Arnon Grunberg
© Jitske Schols

Afghanistan

In de zomer van 2006 reisde ik voor het eerst naar Afghanistan‚ in gezelschap van het Nederlandse leger. Het was de tijd dat er met enige passie in Nederland gediscussieerd werd over Uruzgan.

Een jaar later‚ toen ik mijn tweede reis naar Afghanistan ondernam‚ vertelde een Nederlandse generaal in Kabul me dat we ‘door het rietje van Uruzgan naar Afghanistan kijken’. Nu kijken we door geen enkel rietje meer naar Afghanistan. Dat bedoel ik niet afkeurend‚ er is zoveel waarnaar we moeten kijken.

Maar mij heeft Afghanistan nooit helemaal losgelaten. Dat komt natuurlijk ook doordat ik mijn eerste ervaringen met een oorlogsgebied had in Afghanistan. En met landen is het als met vrouwen: hoe meer tijd je als journalist of schrijver erin hebt geïnvesteerd‚ hoe moeilijker het is om ze los te laten.

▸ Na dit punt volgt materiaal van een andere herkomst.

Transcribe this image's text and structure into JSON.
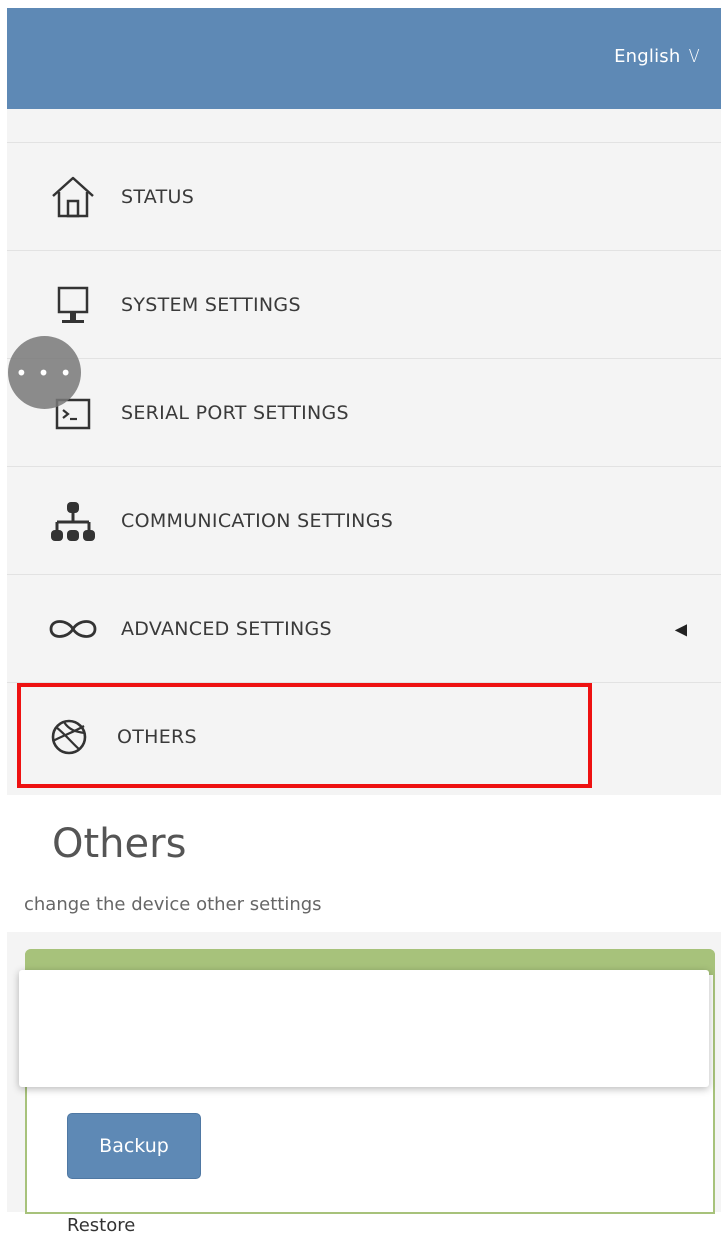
{
  "header": {
    "language": "English",
    "language_chevron": "V"
  },
  "menu": {
    "items": [
      {
        "label": "STATUS",
        "icon": "home-icon"
      },
      {
        "label": "SYSTEM SETTINGS",
        "icon": "monitor-icon"
      },
      {
        "label": "SERIAL PORT SETTINGS",
        "icon": "terminal-icon"
      },
      {
        "label": "COMMUNICATION SETTINGS",
        "icon": "network-icon"
      },
      {
        "label": "ADVANCED SETTINGS",
        "icon": "infinity-icon",
        "has_submenu": true
      },
      {
        "label": "OTHERS",
        "icon": "basketball-icon",
        "selected": true
      }
    ],
    "floating_button": "• • •"
  },
  "page": {
    "title": "Others",
    "subtitle": "change the device other settings"
  },
  "content": {
    "backup_label": "Backup",
    "restore_label": "Restore"
  },
  "colors": {
    "header_bg": "#5e89b5",
    "panel_accent": "#a7c27b",
    "highlight": "#ee1111",
    "menu_bg": "#f4f4f4"
  }
}
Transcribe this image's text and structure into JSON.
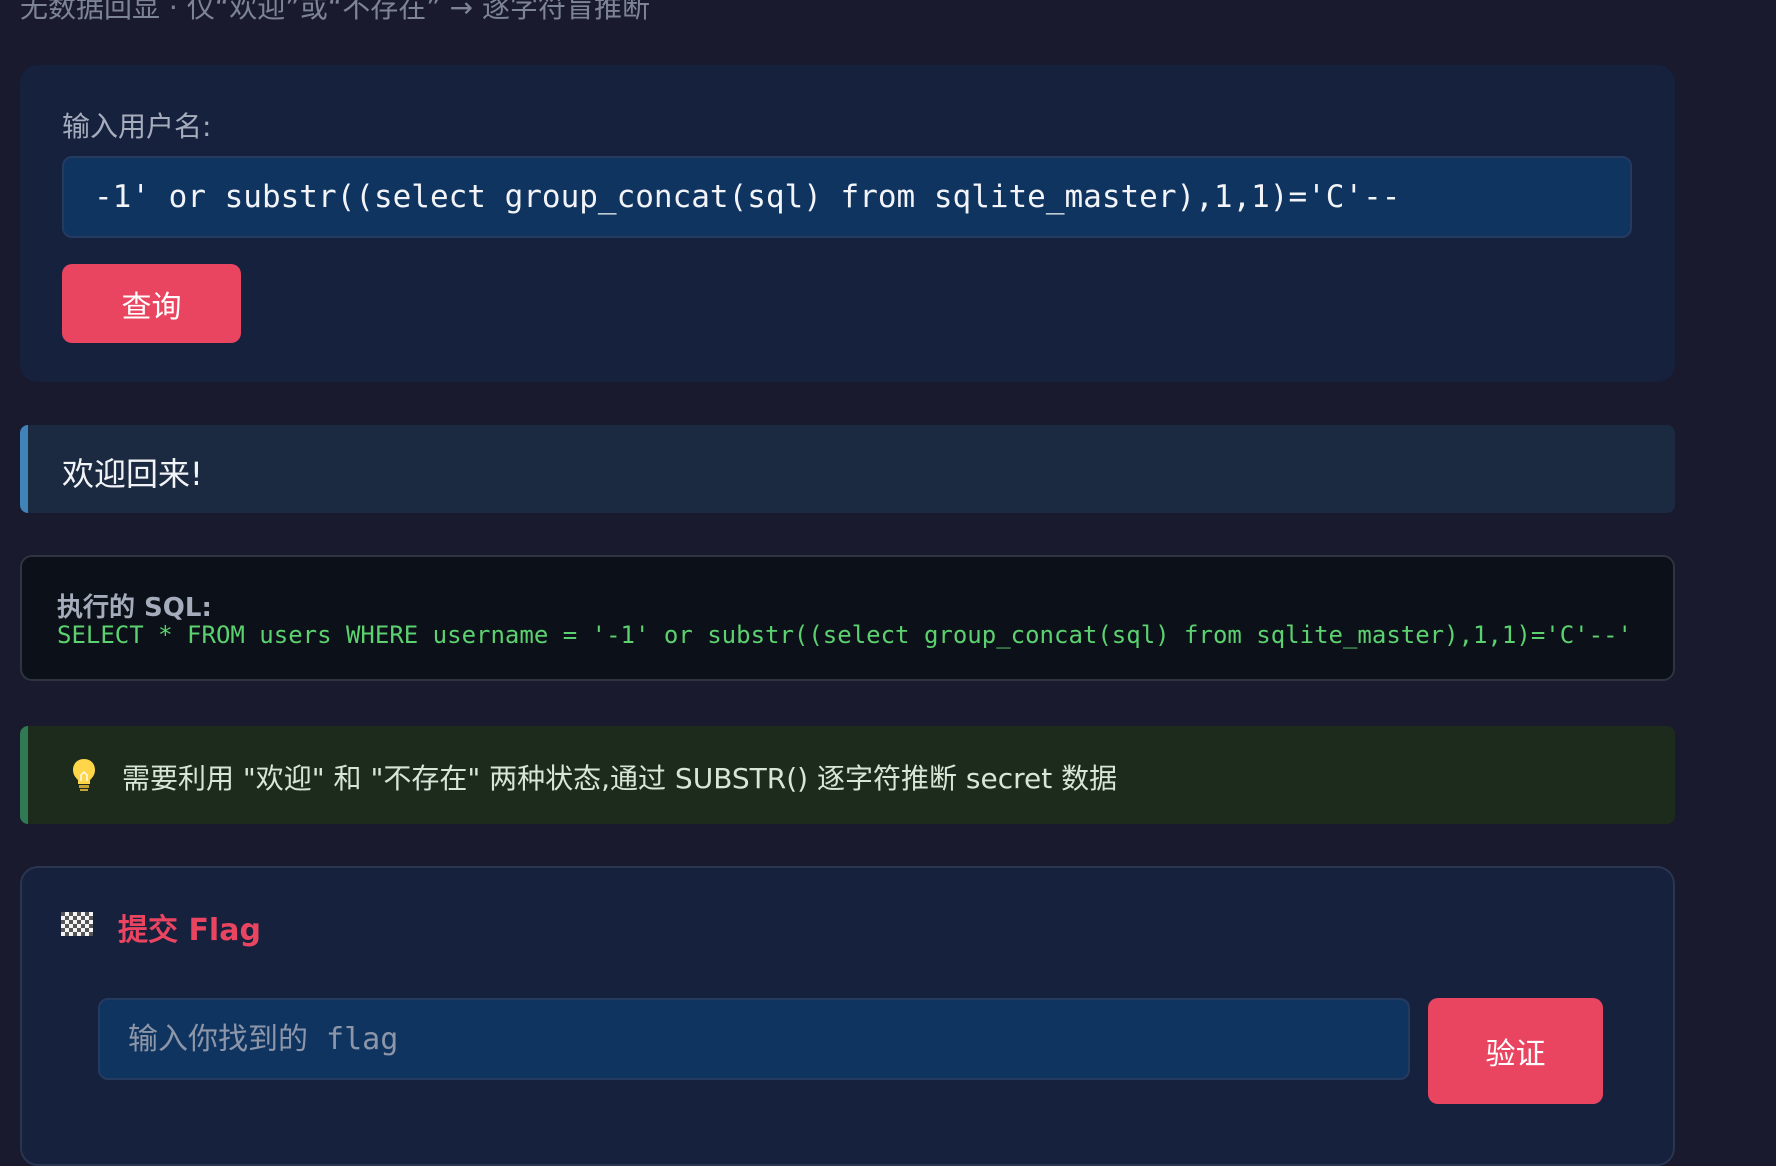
{
  "header": {
    "cut_text": "无数据回显 · 仅“欢迎”或“不存在” → 逐字符盲推断"
  },
  "query": {
    "label": "输入用户名:",
    "input_value": "-1' or substr((select group_concat(sql) from sqlite_master),1,1)='C'--",
    "button_label": "查询"
  },
  "result": {
    "message": "欢迎回来!"
  },
  "sql": {
    "label": "执行的 SQL:",
    "statement": "SELECT * FROM users WHERE username = '-1' or substr((select group_concat(sql) from sqlite_master),1,1)='C'--'"
  },
  "hint": {
    "icon": "lightbulb-icon",
    "text": "需要利用 \"欢迎\" 和 \"不存在\" 两种状态,通过 SUBSTR() 逐字符推断 secret 数据"
  },
  "flag_form": {
    "icon": "checkered-flag-icon",
    "title": "提交 Flag",
    "input_placeholder": "输入你找到的 flag",
    "input_value": "",
    "button_label": "验证"
  },
  "colors": {
    "background": "#1a1a2e",
    "card": "#16213e",
    "input": "#0f3460",
    "accent": "#e94560",
    "success_code": "#5bd16f",
    "info_border": "#3f83b8",
    "hint_border": "#2f7a52"
  }
}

In de herfst van 2011 bezocht ik het Duitse leger in Kunduz. De persofficier was verbaasd dat ik per se met de Bundeswehr wilde reizen. ‘Er zijn hier zoveel Nederlanders’‚ zei hij.

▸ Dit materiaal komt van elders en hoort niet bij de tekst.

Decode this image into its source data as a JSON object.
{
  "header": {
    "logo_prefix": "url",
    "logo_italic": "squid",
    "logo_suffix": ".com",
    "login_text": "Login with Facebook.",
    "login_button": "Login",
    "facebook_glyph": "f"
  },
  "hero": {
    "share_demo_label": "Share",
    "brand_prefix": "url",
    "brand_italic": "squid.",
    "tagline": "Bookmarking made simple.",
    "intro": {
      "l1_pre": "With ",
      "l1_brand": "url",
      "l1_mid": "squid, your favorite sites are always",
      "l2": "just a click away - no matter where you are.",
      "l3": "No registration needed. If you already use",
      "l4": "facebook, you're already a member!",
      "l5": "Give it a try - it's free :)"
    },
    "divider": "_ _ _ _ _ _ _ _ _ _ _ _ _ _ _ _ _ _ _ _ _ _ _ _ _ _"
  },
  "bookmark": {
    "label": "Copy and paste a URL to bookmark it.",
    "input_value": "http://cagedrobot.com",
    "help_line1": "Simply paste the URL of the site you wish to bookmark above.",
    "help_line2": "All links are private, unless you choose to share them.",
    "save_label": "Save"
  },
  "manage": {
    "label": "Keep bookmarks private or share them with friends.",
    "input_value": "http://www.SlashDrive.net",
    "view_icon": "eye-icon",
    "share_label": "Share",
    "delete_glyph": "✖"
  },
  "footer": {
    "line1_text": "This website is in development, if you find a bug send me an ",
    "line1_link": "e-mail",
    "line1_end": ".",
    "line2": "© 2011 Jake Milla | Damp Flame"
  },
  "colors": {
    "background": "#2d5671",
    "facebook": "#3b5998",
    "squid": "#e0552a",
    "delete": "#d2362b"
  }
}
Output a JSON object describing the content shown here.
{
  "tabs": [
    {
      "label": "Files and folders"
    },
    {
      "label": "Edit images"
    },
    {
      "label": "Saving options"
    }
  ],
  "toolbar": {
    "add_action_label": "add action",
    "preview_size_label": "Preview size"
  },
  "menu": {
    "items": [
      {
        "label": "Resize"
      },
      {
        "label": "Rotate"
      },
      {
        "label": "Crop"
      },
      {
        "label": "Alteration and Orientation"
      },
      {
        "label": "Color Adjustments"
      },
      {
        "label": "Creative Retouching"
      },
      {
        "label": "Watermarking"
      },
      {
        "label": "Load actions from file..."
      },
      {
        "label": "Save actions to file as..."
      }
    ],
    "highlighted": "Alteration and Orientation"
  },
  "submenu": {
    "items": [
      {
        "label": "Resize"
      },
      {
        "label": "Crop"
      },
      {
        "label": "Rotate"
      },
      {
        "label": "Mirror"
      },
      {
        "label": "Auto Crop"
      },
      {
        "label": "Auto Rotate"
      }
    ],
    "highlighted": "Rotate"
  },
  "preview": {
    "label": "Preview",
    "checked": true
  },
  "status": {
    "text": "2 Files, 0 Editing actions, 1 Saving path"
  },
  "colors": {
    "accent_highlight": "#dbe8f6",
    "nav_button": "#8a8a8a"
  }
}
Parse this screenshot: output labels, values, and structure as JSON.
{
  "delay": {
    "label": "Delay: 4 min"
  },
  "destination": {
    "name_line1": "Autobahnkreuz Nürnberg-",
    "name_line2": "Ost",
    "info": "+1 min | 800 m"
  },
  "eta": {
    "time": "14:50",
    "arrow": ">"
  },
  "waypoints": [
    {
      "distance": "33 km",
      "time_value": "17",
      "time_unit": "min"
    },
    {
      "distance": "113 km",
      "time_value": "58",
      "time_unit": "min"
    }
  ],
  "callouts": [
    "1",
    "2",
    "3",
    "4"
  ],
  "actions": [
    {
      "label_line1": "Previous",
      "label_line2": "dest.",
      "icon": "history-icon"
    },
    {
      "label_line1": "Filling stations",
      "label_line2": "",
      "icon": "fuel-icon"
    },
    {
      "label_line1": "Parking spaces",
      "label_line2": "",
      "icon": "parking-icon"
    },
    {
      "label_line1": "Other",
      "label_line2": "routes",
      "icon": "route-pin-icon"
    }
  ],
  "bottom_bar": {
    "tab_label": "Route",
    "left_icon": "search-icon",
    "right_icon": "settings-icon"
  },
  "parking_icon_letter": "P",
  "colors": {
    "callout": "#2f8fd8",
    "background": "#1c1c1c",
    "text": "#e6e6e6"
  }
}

Wel heb ik nog aardig getafelvoetbald met een medewerker van Buitenlandse Zaken die me trots vertelde hoeveel vooruitgang er dankzij Nederland was geboekt. Op het gebied van vrouwenrechten en onafhankelijke justitie. Maar de patrouilles die ik ondernam met de Bundeswehr‚ en artikelen die ik las in internationale media‚ deden mij ernstig twijfelen aan deze vooruitgang.

Nu ben ik weer terug in Afghanistan. Zonder westers leger‚ met een Afghaan die ooit als asielzoeker naar Nederland kwam en inmiddels in het gelukkige bezit is van een Nederlands paspoort. Zijn moeder en zijn broer wonen nog in Kabul. En die moeder moet ook worden opgezocht. Moeders zijn heilig.

Nu ik mij in dit land niet meer achter de veilige (of onveilige) hekken van een NAVO-leger bevind‚ dringt de hopeloosheid van de situatie onbarmhartiger tot me door. Niet dat ik denk dat binnenkort een nieuwe burgeroorlog zal uitbreken‚ de hopeloosheid zit in details. De Nederlandse ambassadeur vertelde vol trots over een 11-jarig meisje dat prachtig piano speelt. Met dank aan de NAVO.

Vier jaar geleden hoorde ik een soortgelijk verhaal in Bagdad. Kunstonderwijs voor kinderen zou vrede brengen. Ik bezocht een muziekschool. Het was prachtig. Daarna ging de situatie eerst langzaam en toen steeds sneller achteruit. En al te makkelijk vergeet men dat de Grondwet die in Afghanistan bestaat‚ en die met hulp van het Westen is ontworpen en aangenomen‚ een soort sharia-light is. Seksuele betrekkingen buiten het huwelijk bijvoorbeeld zijn verboden en kunnen tot gevangenisstraf leiden. De enige waarlijk geëmancipeerde vrouwen die ik heb ontmoet, zijn Afghaanse vrouwen die in het buitenland wonen en hooguit tijdelijk terugkomen.

Humanitaire interventie dient altijd strategische belangen maar kan ook positieve neveneffecten hebben‚ dacht ik in 2006. In 2014 denk ik: humanitaire interventie is een catastrofe die aan andere catastrofes wordt toegevoegd.